Ship Finance International Limited (NYSE: SFL) – Earnings Release
Hamilton, Bermuda, November 29, 2012. Ship Finance International Limited (“Ship Finance” or the “Company”) today announced its preliminary financial results for the quarter ended September 30, 2012.
- Declares a third quarter dividend of $0.39 per share.
- Declares an additional accelerated dividend of $0.39 per share for the fourth quarter 2012, payable in December 2012.
- Acquisition of two car carriers in combination with long-term charters.
- Recently raised $194 million of equity and senior unsecured bonds.
- Selected key financial data:
|Three Months Ended|
|Sep 30, 2012||Jun 30, 2012|
|Earnings per share||$0.44||$0.77|
|Dividend per share||$0.39||$0.39|
Dividends and Results for the Quarter Ended September 30, 2012
The Board of Directors has declared a third quarter cash dividend of $0.39 per share. The Board has noted that a significant part of the Company’s U.S. shareholder base may be subject to increased dividend taxation for 2013. In view of this, the Board has decided to accelerate the dividend payment for the fourth quarter 2012 such that the dividend can be paid out together with the third quarter dividend in December 2012.
The combined dividend of $0.78 per share will be paid on or about December 28, 2012 to shareholders of record as of December 20, 2012. The ex-dividend date will be December 18, 2012. In view of the acceleration of the fourth quarter 2012 dividend payment, no additional dividend payment can be expected prior to the declaration of the first quarter dividend in 2013.
The Company reported total U.S. GAAP operating revenues on a consolidated basis of $74.3 million, or $0.94 per share, in the third quarter of 2012. This number excludes $14.6 million of revenues classified as ‘repayment of investments in finance lease’, and also excludes $88.9 million of charter revenues earned by assets classified as ‘investment in associate’.
The cash sweep agreement with Frontline had a net positive effect of $10.2 million, or $0.13 per share in the third quarter. This includes a positive contribution of $13.0 million relating to 23 vessels, less a $2.8 million negative adjustment relating to the remaining five vessels. A total of $40.1 million has accumulated in the first three quarters of 2012.
The Company recorded a $1.9 million gain on sale of vessels in the quarter arising from the sale of the 20-year old combination carrier Front Rider. The net cash proceeds to Ship Finance after repayment of associated debt was $2.5 million, including a charter termination compensation payment from Frontline of $0.4 million.
Reported net operating income pursuant to U.S. GAAP for the quarter was $35.1 million, or $0.44 per share, and reported net income was $34.6 million, or $0.44 per share.

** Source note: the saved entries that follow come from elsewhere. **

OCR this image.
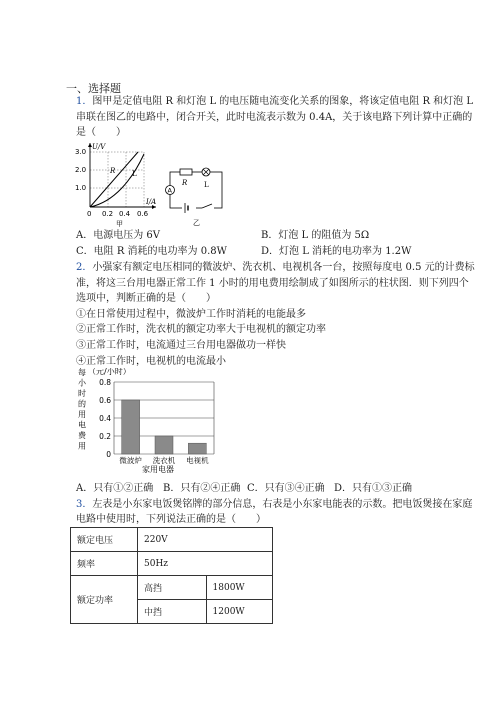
一、选择题
1．图甲是定值电阻 R 和灯泡 L 的电压随电流变化关系的图象，将该定值电阻 R 和灯泡 L
串联在图乙的电路中，闭合开关，此时电流表示数为 0.4A，关于该电路下列计算中正确的
是（　　）
U/V
I/A
3.0
2.0
1.0
0 0.2 0.4 0.6
R L
甲
R L
A
乙
A．电源电压为 6V	B．灯泡 L 的阻值为 5Ω
C．电阻 R 消耗的电功率为 0.8W	D．灯泡 L 消耗的电功率为 1.2W
2．小强家有额定电压相同的微波炉、洗衣机、电视机各一台，按照每度电 0.5 元的计费标
准，将这三台用电器正常工作 1 小时的用电费用绘制成了如图所示的柱状图．则下列四个
选项中，判断正确的是（　　）
①在日常使用过程中，微波炉工作时消耗的电能最多
②正常工作时，洗衣机的额定功率大于电视机的额定功率
③正常工作时，电流通过三台用电器做功一样快
④正常工作时，电视机的电流最小
0
0.2
0.4
0.6
0.8
微波炉 洗衣机 电视机
（元/小时）
每
小
时
的
用
电
费
用
家用电器
A．只有①②正确 B．只有②④正确 C．只有③④正确 D．只有①③正确
3．左表是小东家电饭煲铭牌的部分信息，右表是小东家电能表的示数。把电饭煲接在家庭
电路中使用时，下列说法正确的是（　　）
额定电压	220V	
频率	50Hz	
额定功率	高挡	1800W
	中挡	1200W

Ole B. Hjertaker, Chief Executive Officer of Ship Finance Management AS said in a comment: “We continue to diversify our portfolio and deliver positive results and quarterly cash dividends. Our standing in the financial markets is demonstrated by the successful equity and bond placements in October, in addition to the recent bank financing of the newly acquired car carriers.
November 29, 2012
The Board of Directors
Ship Finance International Limited
Questions should be directed to:
Investor and Analyst Contact:
Harald Gurvin, Chief Financial Officer, Ship Finance Management AS
Magnus T. Valeberg, Senior Vice President, Ship Finance Management AS
Ole B. Hjertaker, Chief Executive Officer, Ship Finance Management AS
Forward Looking Statements
This press release contains forward looking statements. These statements are based upon various assumptions, many of which are based, in turn, upon further assumptions, including Ship Finance management’s examination of historical operating trends, data contained in the Company’s records and other data available from third parties. Although Ship Finance believes that these assumptions were reasonable when made, because assumptions are inherently subject to significant uncertainties and contingencies which are difficult or impossible to predict and are beyond its control, Ship Finance cannot give assurance that it will achieve or accomplish these expectations, beliefs or intentions.
Important factors that, in our view, could cause actual results to differ materially from those discussed in the forward-looking statements include the strength of world economies, fluctuations in currencies and interest rates, general market conditions including fluctuations in charter hire rates and vessel values, changes in demand in the markets in which we operate, changes in demand resulting from changes in OPEC’s petroleum production levels and worldwide oil consumption and storage, developments regarding the technologies relating to oil exploration, changes in market demand in countries which import commodities and finished goods and changes in the amount and location of the production of those commodities and finished goods, increased inspection procedures and more restrictive import and export controls, changes in our operating expenses, including bunker prices, drydocking and insurance costs, performance of our charterers and other counterparties with whom we deal, timely delivery of vessels under construction within the contracted price, changes in governmental rules and regulations or actions taken by regulatory authorities, potential liability from pending or future litigation, general domestic and international political conditions, potential disruption of shipping routes due to accidents or political events, and other important factors described from time to time in the reports filed by the Company with the Securities and Exchange Commission.